An internal document originating from hospital management on 19 May reported on the events in Tata: “The Nursing Director and the Chief Physician are visiting the site today. The outbreak erupted at the site over the weekend. (…) At the cardiological rehabilitation, 15 patients became positive, all of them asymptomatic. 5 employees have positive results. 7 employees are already quarantined due to earlier positive results. (…) Workers are properly equipped, disinfectants are available. The second sampling of workers will take place today and tomorrow.”
A day later, Tatabánya hospital reopened. The hospital did not provide detailed public information about what was happening in Tata in the meantime. The management’s statement only informed that 23 patients and 11 workers tested positive, and only 2 workers showed “mild symptoms”.
“The large number of positive tests does not reflect irresponsible human negligence, but is the result of responsible, comprehensive screening for the safety of workers, patients and local citizens. We did all this even though we are aware that it is an extra burden on both patients and workers, and that more of our colleagues may be out of work,”
the statement read.
The exact origin of the disease has not been investigated later, at least workers are unaware of it and Direkt36 has not found any public information to suggest this. We asked the Hungarian National Public Health Center and the St. Borbála Hospital whether an internal investigation had been conducted after what had happened, but we did not receive a response from either institution. The hospital argued that Director General János Lőke could not comment because he was currently in quarantine.
Some of the staff members returned to work after their recovery in the end of summer, but two of them decided to leave their jobs. The two workers who were in intensive care still have health issues, muscle weakness among them. Another recovered staff member has traces of the disease on her lungs and experiences shortages of breath and coughs from time to time. One worker cannot wait her soon-to-come retirement from work.

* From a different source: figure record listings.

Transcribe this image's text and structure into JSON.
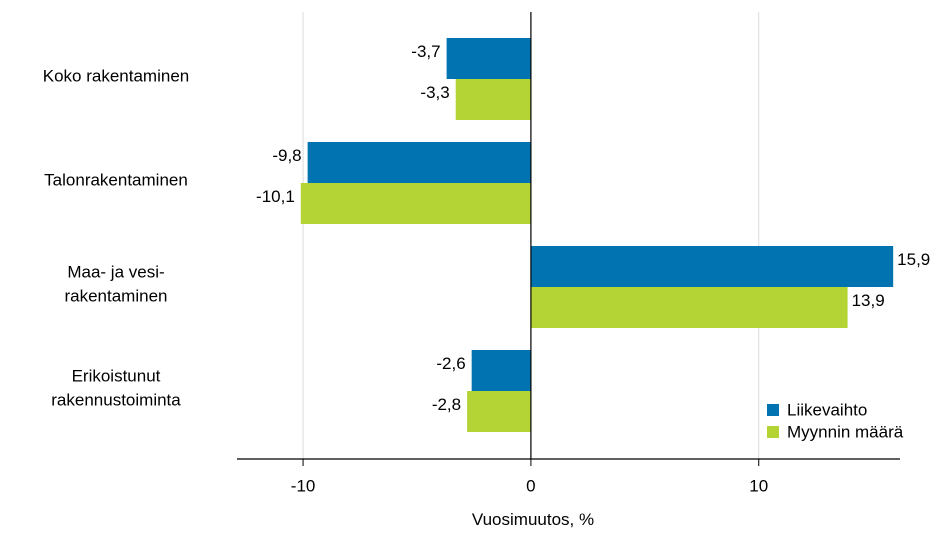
{
  "chart_data": {
    "type": "bar",
    "orientation": "horizontal",
    "categories": [
      [
        "Koko rakentaminen"
      ],
      [
        "Talonrakentaminen"
      ],
      [
        "Maa- ja vesi-",
        "rakentaminen"
      ],
      [
        "Erikoistunut",
        "rakennustoiminta"
      ]
    ],
    "series": [
      {
        "name": "Liikevaihto",
        "color": "#0073b0",
        "values": [
          -3.7,
          -9.8,
          15.9,
          -2.6
        ],
        "labels": [
          "-3,7",
          "-9,8",
          "15,9",
          "-2,6"
        ]
      },
      {
        "name": "Myynnin määrä",
        "color": "#b4d334",
        "values": [
          -3.3,
          -10.1,
          13.9,
          -2.8
        ],
        "labels": [
          "-3,3",
          "-10,1",
          "13,9",
          "-2,8"
        ]
      }
    ],
    "xlabel": "Vuosimuutos, %",
    "xlim": [
      -12.9,
      16.2
    ],
    "xticks": [
      -10,
      0,
      10
    ],
    "xtick_labels": [
      "-10",
      "0",
      "10"
    ],
    "grid": "vertical",
    "legend_position": "bottom-right"
  }
}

Workers interviewed by Direkt36 complained that even after five months of their illness, they were still not paid a 100 per cent salary for the duration of their sick leave. They were told that the decision depended on the Ministry of Human Resources. In order to be fully paid, it must be determined that their infection comes from work, otherwise they only get two-thirds of their salary.
“I don’t know what’s there to decide. It’s clearly a work infection. I didn’t contract it in the Maldives,”

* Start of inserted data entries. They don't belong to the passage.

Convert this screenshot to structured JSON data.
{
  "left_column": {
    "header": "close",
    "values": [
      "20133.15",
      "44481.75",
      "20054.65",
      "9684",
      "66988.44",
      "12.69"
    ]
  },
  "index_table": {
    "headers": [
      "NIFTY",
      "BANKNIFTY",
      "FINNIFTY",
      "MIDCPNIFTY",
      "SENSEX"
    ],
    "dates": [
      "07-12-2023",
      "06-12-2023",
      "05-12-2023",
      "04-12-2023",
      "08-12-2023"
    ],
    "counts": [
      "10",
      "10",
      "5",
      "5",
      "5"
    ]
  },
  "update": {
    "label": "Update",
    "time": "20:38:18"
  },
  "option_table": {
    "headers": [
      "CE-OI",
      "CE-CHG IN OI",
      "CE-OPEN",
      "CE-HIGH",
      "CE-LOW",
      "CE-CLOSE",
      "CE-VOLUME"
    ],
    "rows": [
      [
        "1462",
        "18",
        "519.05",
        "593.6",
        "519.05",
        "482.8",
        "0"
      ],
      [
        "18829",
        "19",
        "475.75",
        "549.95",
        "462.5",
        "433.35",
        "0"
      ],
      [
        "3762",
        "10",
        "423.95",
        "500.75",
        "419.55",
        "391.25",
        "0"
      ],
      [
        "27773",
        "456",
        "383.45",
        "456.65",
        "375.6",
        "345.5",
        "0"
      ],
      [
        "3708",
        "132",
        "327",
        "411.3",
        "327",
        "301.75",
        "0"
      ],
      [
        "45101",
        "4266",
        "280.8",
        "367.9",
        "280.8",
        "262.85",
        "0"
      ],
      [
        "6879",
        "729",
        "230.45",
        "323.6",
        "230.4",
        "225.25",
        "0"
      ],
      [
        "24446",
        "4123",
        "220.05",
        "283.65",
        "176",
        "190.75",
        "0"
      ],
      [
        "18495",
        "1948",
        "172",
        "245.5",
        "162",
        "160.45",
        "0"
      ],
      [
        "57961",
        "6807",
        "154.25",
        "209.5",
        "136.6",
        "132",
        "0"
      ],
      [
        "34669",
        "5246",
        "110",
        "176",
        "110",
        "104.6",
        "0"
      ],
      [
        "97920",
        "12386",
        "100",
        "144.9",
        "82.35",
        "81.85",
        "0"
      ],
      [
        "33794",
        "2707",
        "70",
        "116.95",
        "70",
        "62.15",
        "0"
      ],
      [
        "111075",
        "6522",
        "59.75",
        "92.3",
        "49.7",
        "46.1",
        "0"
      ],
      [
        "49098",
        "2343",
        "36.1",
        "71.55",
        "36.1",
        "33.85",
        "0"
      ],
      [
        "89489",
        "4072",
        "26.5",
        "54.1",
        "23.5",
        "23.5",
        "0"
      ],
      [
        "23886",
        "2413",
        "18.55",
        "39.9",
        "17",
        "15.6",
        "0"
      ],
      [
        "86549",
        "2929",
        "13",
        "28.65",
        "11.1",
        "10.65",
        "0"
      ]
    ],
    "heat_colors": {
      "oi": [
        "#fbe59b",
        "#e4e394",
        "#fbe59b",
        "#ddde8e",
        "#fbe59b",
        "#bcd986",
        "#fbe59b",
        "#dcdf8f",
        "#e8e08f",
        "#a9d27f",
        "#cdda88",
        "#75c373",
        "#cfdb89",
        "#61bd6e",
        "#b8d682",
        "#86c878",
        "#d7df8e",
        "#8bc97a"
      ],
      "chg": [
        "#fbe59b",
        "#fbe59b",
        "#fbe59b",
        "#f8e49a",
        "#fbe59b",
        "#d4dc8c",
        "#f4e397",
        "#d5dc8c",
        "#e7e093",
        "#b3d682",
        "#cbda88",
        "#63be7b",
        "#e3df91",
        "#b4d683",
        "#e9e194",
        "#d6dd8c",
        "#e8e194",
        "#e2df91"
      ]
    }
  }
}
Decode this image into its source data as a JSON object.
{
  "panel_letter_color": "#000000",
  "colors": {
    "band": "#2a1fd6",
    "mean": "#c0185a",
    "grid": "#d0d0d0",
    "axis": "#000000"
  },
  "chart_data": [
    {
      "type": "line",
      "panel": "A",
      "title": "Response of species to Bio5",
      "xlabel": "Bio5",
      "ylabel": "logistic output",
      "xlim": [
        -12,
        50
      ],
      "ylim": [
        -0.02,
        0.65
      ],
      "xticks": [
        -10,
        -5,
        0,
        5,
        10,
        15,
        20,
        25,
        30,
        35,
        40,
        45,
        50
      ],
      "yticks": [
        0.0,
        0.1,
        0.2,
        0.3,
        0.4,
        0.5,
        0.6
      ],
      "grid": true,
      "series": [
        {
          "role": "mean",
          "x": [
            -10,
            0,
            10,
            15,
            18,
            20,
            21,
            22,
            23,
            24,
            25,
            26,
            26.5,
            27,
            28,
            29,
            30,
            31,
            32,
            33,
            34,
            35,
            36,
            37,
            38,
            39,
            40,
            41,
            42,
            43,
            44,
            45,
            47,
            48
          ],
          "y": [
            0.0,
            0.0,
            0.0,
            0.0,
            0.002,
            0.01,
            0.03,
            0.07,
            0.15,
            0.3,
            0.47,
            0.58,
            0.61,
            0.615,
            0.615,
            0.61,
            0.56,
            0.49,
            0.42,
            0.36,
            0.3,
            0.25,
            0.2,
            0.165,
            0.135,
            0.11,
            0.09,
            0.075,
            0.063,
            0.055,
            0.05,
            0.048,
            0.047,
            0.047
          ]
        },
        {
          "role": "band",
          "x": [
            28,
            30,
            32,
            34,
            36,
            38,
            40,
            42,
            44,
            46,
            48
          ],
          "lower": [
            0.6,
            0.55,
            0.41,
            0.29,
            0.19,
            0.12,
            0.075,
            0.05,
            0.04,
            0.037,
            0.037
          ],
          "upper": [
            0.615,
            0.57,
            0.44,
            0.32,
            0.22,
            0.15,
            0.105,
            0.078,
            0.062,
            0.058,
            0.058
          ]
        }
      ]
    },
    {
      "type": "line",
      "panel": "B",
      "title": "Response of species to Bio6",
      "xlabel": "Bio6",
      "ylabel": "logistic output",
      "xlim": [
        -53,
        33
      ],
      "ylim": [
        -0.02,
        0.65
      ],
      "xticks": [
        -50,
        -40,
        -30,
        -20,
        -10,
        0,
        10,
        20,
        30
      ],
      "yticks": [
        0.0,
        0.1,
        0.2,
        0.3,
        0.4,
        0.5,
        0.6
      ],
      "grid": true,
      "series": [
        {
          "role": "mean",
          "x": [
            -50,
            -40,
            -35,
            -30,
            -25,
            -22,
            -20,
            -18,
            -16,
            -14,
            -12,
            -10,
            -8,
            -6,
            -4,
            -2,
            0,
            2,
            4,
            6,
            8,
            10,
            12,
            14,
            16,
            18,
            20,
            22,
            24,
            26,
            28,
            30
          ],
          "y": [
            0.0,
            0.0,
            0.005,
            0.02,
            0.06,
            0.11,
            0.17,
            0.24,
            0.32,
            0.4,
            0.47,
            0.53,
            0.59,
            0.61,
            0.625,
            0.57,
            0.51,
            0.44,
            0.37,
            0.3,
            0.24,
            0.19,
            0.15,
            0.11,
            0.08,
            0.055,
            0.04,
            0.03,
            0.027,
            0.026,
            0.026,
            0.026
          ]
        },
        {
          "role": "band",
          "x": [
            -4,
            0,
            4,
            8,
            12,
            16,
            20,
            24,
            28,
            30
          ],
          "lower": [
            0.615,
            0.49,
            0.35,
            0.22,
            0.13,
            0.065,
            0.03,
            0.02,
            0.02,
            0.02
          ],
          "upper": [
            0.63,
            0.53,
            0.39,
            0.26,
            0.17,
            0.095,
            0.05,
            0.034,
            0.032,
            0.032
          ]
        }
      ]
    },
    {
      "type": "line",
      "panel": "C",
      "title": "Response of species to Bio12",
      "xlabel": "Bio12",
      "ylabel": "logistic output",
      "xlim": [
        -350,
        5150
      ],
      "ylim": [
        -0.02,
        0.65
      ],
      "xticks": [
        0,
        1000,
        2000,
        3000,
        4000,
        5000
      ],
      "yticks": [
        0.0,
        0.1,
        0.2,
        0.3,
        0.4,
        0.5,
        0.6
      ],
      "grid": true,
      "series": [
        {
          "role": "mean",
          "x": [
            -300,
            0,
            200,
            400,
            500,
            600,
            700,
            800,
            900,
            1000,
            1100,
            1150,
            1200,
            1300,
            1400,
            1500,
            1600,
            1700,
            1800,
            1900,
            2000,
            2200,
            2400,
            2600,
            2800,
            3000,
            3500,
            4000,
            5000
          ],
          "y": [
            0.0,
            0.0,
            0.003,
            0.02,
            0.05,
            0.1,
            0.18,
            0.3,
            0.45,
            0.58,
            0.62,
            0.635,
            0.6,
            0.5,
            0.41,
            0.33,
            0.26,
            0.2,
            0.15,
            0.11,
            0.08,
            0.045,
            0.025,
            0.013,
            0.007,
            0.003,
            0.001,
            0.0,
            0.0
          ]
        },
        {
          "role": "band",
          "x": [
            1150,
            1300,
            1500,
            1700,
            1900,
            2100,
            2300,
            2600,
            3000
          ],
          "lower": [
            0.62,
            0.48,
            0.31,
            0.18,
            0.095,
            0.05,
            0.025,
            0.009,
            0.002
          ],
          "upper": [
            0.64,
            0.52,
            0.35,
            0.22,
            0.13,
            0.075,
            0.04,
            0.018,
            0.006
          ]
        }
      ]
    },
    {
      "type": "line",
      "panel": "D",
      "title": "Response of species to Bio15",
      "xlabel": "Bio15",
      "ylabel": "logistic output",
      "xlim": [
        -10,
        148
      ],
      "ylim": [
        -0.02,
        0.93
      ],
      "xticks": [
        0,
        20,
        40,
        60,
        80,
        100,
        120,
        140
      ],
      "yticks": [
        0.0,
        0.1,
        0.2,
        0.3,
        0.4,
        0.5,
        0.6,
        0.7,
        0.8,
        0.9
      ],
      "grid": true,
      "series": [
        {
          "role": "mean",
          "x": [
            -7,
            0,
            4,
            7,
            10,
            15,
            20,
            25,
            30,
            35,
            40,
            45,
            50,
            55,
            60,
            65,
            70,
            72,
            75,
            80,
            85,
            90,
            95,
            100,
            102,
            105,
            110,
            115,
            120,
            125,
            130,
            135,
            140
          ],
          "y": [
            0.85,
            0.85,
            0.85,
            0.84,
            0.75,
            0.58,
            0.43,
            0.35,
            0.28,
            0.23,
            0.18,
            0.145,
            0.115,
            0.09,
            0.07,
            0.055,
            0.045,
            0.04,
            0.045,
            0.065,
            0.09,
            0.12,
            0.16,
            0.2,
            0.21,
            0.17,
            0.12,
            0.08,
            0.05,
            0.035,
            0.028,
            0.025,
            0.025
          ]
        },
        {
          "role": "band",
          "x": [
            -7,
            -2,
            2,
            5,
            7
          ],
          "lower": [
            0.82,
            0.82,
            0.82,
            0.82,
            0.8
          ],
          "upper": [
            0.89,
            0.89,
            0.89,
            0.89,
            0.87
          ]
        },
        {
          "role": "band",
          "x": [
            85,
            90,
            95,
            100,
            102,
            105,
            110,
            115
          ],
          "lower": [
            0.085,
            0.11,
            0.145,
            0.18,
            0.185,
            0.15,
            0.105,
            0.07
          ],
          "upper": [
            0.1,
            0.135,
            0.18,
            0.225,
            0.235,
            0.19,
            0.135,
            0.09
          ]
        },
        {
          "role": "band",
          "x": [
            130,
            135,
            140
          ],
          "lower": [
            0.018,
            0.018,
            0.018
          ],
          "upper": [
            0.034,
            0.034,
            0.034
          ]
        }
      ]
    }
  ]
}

one of them said. Delayed payment has put many in a difficult financial situation. (Neither the hospital nor the Hungarian National Public Health Center replied our inquiries regarding the workers’ payment.)
Hajni Nagyné could only leave the rehabilitation department of the Kisbér hospital in October. Many of her colleagues and friends prayed for her recovery and some also visited her. In September, she was elected a “Hero of Everyday Life in Tata” on a vote of a local civic initiative.

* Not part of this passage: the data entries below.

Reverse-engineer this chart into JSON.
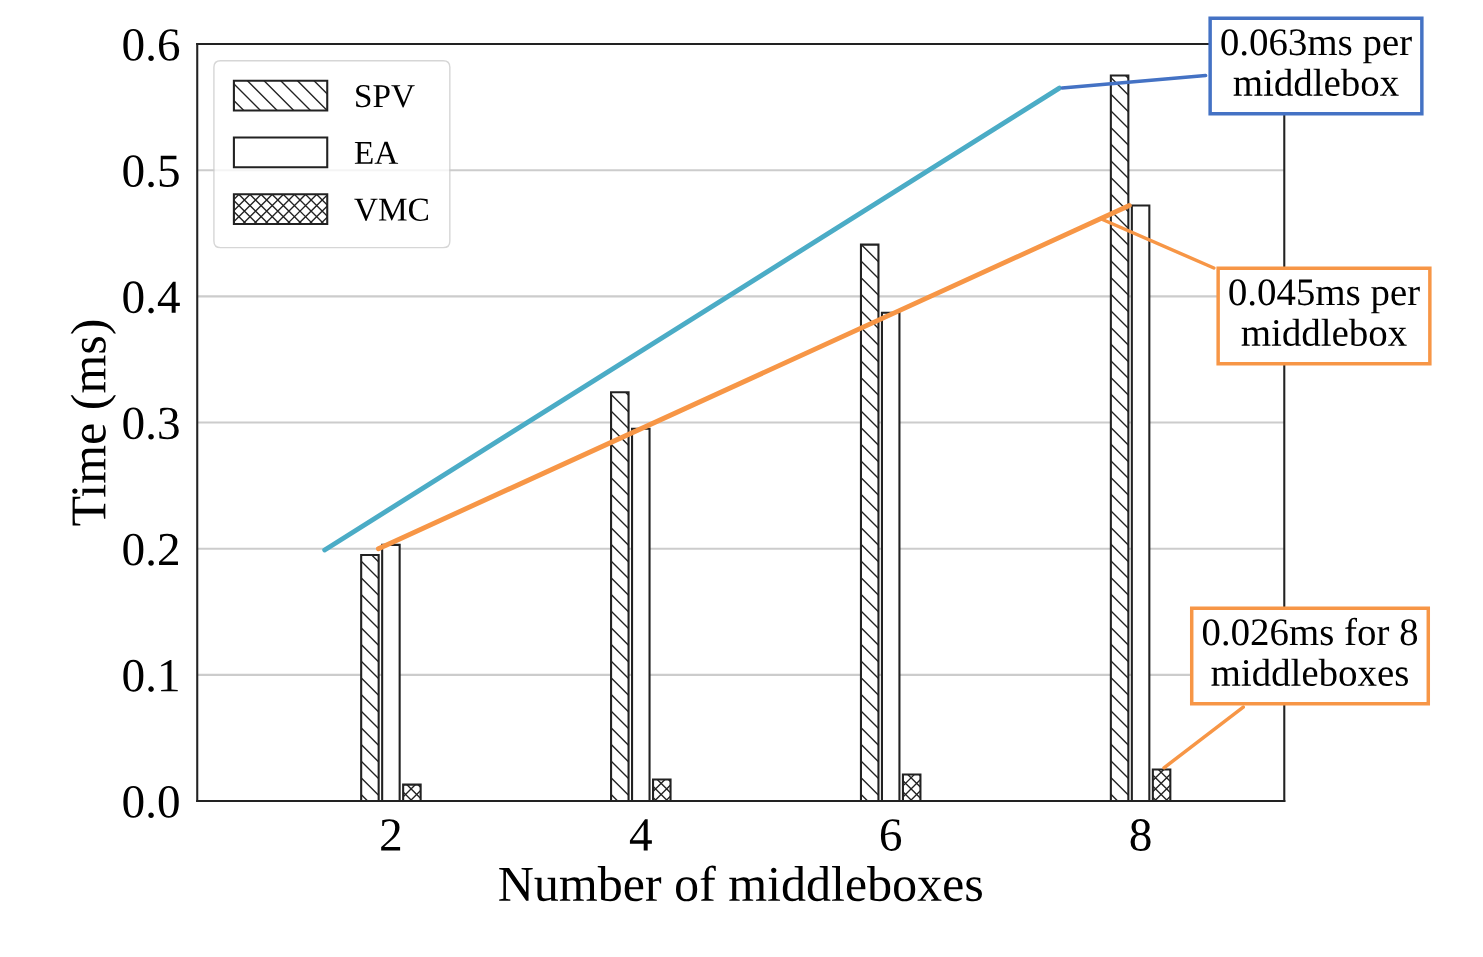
{
  "chart_data": {
    "type": "bar",
    "xlabel": "Number of middleboxes",
    "ylabel": "Time (ms)",
    "x": [
      2,
      4,
      6,
      8
    ],
    "xlim": [
      0.45,
      9.15
    ],
    "xticks": [
      2,
      4,
      6,
      8
    ],
    "ylim": [
      0,
      0.6
    ],
    "yticks": [
      {
        "value": 0,
        "label": "0.0"
      },
      0.1,
      0.2,
      0.3,
      0.4,
      0.5,
      0.6
    ],
    "grid": "y",
    "legend": "top left",
    "series": [
      {
        "name": "SPV",
        "color": "#222222",
        "values": [
          0.195,
          0.324,
          0.441,
          0.575
        ]
      },
      {
        "name": "EA",
        "color": "#ffffff",
        "values": [
          0.203,
          0.295,
          0.387,
          0.472
        ]
      },
      {
        "name": "VMC",
        "color": "#222222",
        "values": [
          0.013,
          0.017,
          0.021,
          0.025
        ]
      },
      {
        "type": "line",
        "color": "#4bacc6",
        "x": [
          1.47,
          7.35
        ],
        "values": [
          0.199,
          0.565
        ]
      },
      {
        "type": "line",
        "color": "#f79646",
        "x": [
          1.9,
          7.91
        ],
        "values": [
          0.2,
          0.472
        ]
      }
    ],
    "annotations": [
      {
        "text": "0.063ms per\nmiddlebox",
        "x": 7.35,
        "y": 0.565
      },
      {
        "text": "0.045ms per\nmiddlebox",
        "x": 7.67,
        "y": 0.462
      },
      {
        "text": "0.026ms for 8\nmiddleboxes",
        "x": 8.17,
        "y": 0.025
      }
    ]
  }
}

Today, Hajni still works hard to be able to walk again. As for now, without a wheelchair or walking frame, she cannot. She feels that she owes her doctors and nurses at Korányi Pulmonology Institution who treated her to do everything on her part for a full recovery. “They have put a lot of efforts in me,” she said. The head of Korányi’s chronic respiration department has repeatedly told her that she is “a miracle” because not only did she survive but she did it with “her whole spirit.” “I returned to Earth on the wings of angels,” Hajni said.